Alzheimer's Foundation of America

Foundation of America

Loneliness in Older Adults: A Public Health Crisis

Loneliness, a very common emotion, can come and go throughout our lives, but it is recognized as a health concern as well. The onset of the coronavirus pandemic and the resulting stay-at-home orders and visitation restrictions at long-term care facilities dramatically increased the prevalence of loneliness among our senior citizens.

“Even before the pandemic, loneliness and social isolation have been considered health risks for older adults, especially those in rural areas and long-term care facilities. Isolation and loneliness are associated with a 50% increased risk of developing dementia, a 32% increased risk of stroke, and a nearly fourfold increased death among heart failure patients,” said gerontologist Anne Asman, MS, Director of Advancement and Outreach with the University of Utah’s Department of Psychiatry, during an AFA Educating America Tour virtual conference. “COVID-19 has exacerbated the risk to a public health crisis. Currently, 43% of Americans ages 60 and over report feeling lonely.”

Asman believes that symptom awareness is needed to combat this crisis. Families and professional caregivers need to be aware of loneliness symptoms that may include depression, anxiety, behavioral and physical changes, onset of new memory issues, weight gain/loss, insomnia or excessive sleeping.

We also need to accept and understand that not all older adults embrace technology. Training seniors (or their families and care staff) how to use platforms like FaceTime, Zoom, and social media is necessary to bridge the current social divide. Ideally, training should be in person, but in the current environment, the phone can be used to walk someone through the connection process step by step and answer questions, rather than simply sending them an email list or a tutorial video. Seniors also need to have the physical tools to utilize these platforms, such as a laptop/tablet/smartphone, data networks, and internet service.

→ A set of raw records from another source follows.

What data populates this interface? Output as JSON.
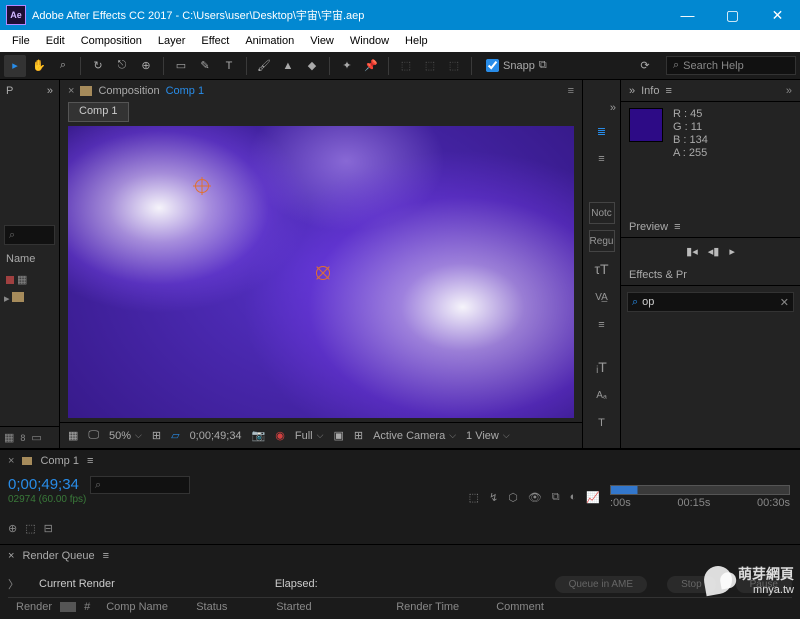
{
  "titlebar": {
    "logo": "Ae",
    "title": "Adobe After Effects CC 2017 - C:\\Users\\user\\Desktop\\宇宙\\宇宙.aep"
  },
  "menu": [
    "File",
    "Edit",
    "Composition",
    "Layer",
    "Effect",
    "Animation",
    "View",
    "Window",
    "Help"
  ],
  "toolbar": {
    "snapping_label": "Snapp",
    "search_placeholder": "Search Help"
  },
  "project_panel": {
    "tab": "P",
    "name_label": "Name"
  },
  "composition": {
    "panel_label": "Composition",
    "name": "Comp 1",
    "tab_name": "Comp 1"
  },
  "viewer_controls": {
    "zoom": "50%",
    "timecode": "0;00;49;34",
    "resolution": "Full",
    "camera": "Active Camera",
    "view_count": "1 View"
  },
  "right_strip": {
    "notch": "Notc",
    "regular": "Regu"
  },
  "info": {
    "title": "Info",
    "r_label": "R :",
    "r": "45",
    "g_label": "G :",
    "g": "11",
    "b_label": "B :",
    "b": "134",
    "a_label": "A :",
    "a": "255",
    "swatch_color": "#2d0b86"
  },
  "preview": {
    "title": "Preview"
  },
  "effects": {
    "title": "Effects & Pr",
    "search_value": "op"
  },
  "timeline": {
    "comp_name": "Comp 1",
    "timecode": "0;00;49;34",
    "frames": "02974 (60.00 fps)",
    "ruler_ticks": [
      ":00s",
      "00:15s",
      "00:30s"
    ]
  },
  "render_queue": {
    "title": "Render Queue",
    "current_label": "Current Render",
    "elapsed_label": "Elapsed:",
    "btn_queue": "Queue in AME",
    "btn_stop": "Stop",
    "btn_pause": "Pause",
    "cols": [
      "Render",
      "",
      "#",
      "Comp Name",
      "Status",
      "Started",
      "Render Time",
      "Comment"
    ]
  },
  "watermark": {
    "line1": "萌芽網頁",
    "line2": "mnya.tw"
  }
}
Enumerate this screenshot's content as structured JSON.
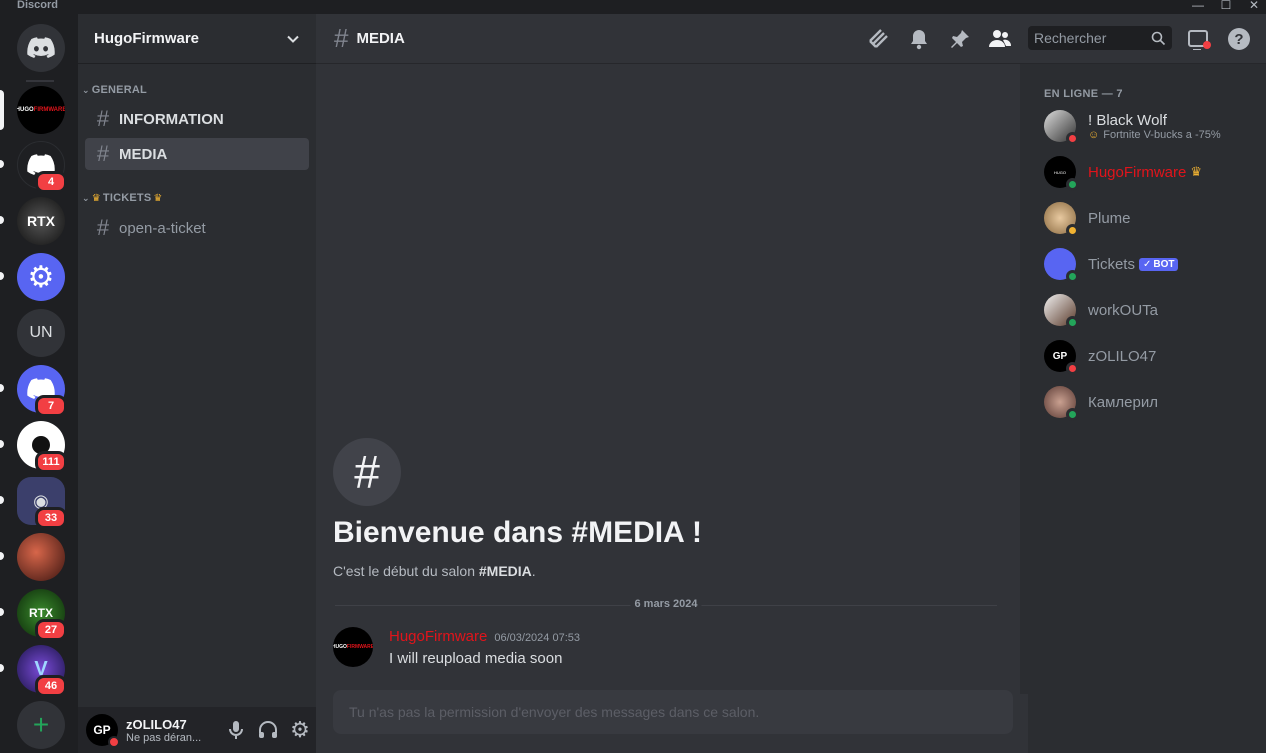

Asman noted, “They can adapt in many instances if there is someone there, even on the phone, to help and tutor them. Once they’re in, they love it.”

Connecting seniors with online activities, such as virtual tours, music performances, and activity programming, is a helpful way for seniors to stay connected. A variety of places and organizations offer these services now, including AFA, which provides daily activity programming on its Facebook page (visit to view the schedule).

“If we can get seniors trained and online to take advantage of these opportunities, they probably won’t be lonely for very long. Let’s get them connected!” Asman said.